The Portfolio’s investment managers, Prudential Investments LLC (PI) and AST Investment Services, Inc. (ASTIS, and together with PI, the Manager), have received exemptive orders from the Securities and Exchange Commission that allow PI and ASTIS, subject to certain conditions, to hire certain subadvisers and to make changes to existing subadvisory agreements without obtaining shareholder approval. As required by the exemptive order pertaining to subadvisers that are unaffiliated with the Trust and the Manager, the Portfolio is required to provide information to shareholders about a new subadviser within 90 days of the hiring of the new subadviser. The Information Statement is designed to satisfy this requirement.
This Notice is being mailed on or about June 22, 2015 to all shareholders of record as of the close of business on April 27, 2015. A copy of the Information Statement will remain on the Portfolio’s website until September 20, 2015.
You can obtain a paper copy of the complete Information Statement, without charge, by writing the Trust at Gateway Center Three, 100 Mulberry Street, Newark, New Jersey 07102 or by calling (800) 778-2255 (toll free). You can request a complete copy of the Information Statement until September 20, 2015. To ensure prompt delivery, you should make your request no later than September 4, 2015. Please note that you will not receive a paper copy unless you request it.
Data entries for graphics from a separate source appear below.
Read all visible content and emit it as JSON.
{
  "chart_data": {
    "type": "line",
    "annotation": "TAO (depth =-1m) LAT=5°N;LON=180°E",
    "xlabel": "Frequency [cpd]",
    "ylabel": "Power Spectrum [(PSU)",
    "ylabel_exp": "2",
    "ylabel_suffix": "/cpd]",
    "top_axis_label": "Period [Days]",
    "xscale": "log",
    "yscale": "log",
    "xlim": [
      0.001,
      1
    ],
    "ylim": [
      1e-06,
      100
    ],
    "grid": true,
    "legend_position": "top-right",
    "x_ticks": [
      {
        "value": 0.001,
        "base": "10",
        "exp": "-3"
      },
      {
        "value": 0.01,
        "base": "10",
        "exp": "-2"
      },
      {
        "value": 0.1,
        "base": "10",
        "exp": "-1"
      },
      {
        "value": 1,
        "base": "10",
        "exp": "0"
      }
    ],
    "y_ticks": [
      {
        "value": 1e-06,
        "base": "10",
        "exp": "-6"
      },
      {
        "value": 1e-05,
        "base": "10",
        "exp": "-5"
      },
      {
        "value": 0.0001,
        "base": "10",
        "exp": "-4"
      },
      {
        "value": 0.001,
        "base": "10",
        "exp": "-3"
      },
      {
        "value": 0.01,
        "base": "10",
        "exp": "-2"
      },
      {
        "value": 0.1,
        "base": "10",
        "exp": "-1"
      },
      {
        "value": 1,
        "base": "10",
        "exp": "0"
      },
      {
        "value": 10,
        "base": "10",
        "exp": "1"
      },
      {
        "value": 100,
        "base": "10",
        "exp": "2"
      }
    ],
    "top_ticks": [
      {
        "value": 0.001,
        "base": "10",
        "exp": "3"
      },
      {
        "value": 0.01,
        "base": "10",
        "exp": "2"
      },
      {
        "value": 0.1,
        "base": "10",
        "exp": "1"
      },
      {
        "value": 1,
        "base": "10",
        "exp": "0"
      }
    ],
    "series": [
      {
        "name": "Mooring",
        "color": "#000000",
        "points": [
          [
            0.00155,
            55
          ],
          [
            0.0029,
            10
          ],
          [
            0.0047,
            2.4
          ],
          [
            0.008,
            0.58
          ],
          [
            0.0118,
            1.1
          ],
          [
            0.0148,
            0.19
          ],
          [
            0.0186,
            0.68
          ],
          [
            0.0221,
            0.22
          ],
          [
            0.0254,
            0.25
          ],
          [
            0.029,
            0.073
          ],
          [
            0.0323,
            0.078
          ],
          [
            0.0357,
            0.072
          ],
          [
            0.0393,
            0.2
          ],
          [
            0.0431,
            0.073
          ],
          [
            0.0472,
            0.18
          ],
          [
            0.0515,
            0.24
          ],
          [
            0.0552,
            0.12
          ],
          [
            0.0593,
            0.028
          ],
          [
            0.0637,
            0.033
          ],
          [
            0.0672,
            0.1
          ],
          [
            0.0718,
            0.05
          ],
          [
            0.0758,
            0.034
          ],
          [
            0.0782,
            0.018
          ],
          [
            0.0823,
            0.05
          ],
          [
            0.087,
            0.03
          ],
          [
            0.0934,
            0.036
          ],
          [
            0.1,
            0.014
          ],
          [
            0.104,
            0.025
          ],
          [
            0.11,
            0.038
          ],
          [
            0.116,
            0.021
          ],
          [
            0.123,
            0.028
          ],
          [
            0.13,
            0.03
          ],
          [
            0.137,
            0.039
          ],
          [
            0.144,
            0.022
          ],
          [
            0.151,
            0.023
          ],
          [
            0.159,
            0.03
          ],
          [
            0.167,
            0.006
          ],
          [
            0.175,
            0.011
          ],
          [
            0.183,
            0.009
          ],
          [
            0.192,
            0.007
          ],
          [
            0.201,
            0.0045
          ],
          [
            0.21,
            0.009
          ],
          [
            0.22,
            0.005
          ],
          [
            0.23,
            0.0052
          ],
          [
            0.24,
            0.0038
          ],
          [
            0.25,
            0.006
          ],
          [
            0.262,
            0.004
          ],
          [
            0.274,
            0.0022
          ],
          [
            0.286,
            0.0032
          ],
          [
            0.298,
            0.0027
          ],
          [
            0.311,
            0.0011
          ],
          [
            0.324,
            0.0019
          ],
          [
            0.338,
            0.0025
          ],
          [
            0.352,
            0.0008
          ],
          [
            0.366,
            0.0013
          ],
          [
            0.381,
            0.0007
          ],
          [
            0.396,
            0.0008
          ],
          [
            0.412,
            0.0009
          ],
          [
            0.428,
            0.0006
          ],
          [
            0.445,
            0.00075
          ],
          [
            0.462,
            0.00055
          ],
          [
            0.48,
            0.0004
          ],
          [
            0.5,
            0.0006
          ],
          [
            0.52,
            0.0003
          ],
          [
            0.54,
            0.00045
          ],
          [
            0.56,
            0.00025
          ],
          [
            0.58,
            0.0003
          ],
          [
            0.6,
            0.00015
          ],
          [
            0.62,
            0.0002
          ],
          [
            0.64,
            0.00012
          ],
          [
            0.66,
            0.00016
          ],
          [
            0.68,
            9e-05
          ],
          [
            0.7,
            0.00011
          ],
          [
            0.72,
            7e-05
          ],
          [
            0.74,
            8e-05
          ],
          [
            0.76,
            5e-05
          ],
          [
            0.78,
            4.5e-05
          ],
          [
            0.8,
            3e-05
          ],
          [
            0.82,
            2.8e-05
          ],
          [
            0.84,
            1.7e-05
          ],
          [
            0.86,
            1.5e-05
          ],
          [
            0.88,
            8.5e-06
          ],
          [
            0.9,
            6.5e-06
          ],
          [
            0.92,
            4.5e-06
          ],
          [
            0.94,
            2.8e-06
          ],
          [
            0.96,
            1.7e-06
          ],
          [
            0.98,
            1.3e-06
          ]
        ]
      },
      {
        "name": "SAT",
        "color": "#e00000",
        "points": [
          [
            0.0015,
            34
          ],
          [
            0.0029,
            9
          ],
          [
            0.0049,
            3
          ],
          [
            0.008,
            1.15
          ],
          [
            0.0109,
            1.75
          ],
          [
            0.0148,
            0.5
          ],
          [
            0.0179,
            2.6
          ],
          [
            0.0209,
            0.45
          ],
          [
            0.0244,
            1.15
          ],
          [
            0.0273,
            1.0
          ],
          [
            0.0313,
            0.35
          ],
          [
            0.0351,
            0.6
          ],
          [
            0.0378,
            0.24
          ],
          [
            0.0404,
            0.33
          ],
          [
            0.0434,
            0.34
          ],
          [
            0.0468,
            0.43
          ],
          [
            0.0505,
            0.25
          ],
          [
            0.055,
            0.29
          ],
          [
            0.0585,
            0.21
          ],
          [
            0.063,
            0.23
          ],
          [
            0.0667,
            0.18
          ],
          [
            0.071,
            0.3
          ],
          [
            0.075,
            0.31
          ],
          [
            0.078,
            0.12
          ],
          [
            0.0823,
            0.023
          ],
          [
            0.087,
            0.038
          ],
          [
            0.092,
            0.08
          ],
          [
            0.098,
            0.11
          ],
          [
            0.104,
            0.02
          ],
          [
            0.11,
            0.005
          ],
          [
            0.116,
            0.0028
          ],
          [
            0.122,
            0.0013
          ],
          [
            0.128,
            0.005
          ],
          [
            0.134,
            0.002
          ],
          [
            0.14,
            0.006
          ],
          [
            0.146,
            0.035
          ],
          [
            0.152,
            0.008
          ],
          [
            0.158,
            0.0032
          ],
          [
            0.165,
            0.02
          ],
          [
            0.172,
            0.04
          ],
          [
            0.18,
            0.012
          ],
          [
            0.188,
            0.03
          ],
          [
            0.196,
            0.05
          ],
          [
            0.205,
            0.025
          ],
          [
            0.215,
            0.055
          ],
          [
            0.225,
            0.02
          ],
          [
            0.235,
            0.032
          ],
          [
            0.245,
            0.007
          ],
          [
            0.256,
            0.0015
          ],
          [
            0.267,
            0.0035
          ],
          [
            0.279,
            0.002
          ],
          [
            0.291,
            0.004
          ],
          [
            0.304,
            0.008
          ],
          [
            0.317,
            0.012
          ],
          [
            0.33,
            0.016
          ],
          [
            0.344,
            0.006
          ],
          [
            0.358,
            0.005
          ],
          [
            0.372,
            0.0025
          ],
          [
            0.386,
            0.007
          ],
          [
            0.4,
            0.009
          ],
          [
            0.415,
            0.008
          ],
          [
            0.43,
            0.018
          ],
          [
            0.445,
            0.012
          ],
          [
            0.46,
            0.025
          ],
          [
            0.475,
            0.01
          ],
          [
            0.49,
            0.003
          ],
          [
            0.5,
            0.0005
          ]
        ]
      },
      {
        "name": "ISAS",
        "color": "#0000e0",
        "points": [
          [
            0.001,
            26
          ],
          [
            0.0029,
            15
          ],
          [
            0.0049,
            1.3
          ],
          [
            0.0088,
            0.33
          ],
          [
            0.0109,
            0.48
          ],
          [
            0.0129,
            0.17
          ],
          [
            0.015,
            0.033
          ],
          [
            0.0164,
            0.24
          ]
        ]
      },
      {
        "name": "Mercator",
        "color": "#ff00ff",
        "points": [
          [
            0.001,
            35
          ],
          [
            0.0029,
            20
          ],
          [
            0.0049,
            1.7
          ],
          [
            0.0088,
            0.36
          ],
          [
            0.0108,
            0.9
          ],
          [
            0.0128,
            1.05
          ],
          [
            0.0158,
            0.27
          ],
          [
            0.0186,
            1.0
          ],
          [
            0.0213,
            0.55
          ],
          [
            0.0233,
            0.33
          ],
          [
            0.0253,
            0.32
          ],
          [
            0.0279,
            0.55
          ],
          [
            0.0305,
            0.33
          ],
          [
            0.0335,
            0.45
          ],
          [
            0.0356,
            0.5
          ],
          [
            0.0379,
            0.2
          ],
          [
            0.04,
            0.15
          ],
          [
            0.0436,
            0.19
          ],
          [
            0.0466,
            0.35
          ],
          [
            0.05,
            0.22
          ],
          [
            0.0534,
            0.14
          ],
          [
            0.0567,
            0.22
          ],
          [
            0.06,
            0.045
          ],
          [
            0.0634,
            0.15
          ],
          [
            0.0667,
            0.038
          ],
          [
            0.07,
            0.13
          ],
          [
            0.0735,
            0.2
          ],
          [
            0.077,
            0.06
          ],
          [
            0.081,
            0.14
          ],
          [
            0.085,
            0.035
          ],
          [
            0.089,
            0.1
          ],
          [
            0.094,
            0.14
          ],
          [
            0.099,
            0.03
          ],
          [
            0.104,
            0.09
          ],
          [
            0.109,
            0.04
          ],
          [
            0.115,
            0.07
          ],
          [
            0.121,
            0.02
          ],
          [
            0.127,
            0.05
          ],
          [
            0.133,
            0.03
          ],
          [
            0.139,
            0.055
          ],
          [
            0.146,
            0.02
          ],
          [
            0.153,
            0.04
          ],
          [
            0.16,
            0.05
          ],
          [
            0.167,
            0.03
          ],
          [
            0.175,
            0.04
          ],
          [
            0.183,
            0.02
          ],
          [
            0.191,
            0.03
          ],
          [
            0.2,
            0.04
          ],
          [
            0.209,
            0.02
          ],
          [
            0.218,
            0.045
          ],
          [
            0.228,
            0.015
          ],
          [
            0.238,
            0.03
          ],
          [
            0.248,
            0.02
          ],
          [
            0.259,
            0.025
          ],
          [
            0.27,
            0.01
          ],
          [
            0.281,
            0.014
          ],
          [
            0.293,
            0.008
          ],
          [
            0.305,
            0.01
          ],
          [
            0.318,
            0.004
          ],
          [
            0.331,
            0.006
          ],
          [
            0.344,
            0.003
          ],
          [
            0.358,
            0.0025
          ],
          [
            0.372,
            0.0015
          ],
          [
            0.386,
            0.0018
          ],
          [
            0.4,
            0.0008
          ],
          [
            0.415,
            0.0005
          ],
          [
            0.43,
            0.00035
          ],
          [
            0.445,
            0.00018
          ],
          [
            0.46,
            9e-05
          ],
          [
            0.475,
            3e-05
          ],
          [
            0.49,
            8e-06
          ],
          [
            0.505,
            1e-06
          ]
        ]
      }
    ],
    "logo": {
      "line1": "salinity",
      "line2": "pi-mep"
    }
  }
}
Shareholders Sharing the Same Address.As permitted by law, only one copy of this Notice may be delivered to shareholders residing at the same address, unless such shareholders have notified the Trust of their desire to receive multiple copies of the shareholder reports and other materials that the Trust sends. If you would like to receive an additional copy, please contact the Trust by writing to the Trust’s address, or by calling the telephone number shown above. The Trust will then promptly deliver, upon request, a separate copy of this Notice to any shareholder residing at an address to which only one copy was mailed. Shareholders wishing to receive separate copies of the Trust’s shareholder reports and other materials in the future, and shareholders sharing an address that wish to receive a single copy if they are receiving multiple copies, should also send a request as indicated.
This Notice and the Information Statement are for your information only and you are not required to take any action.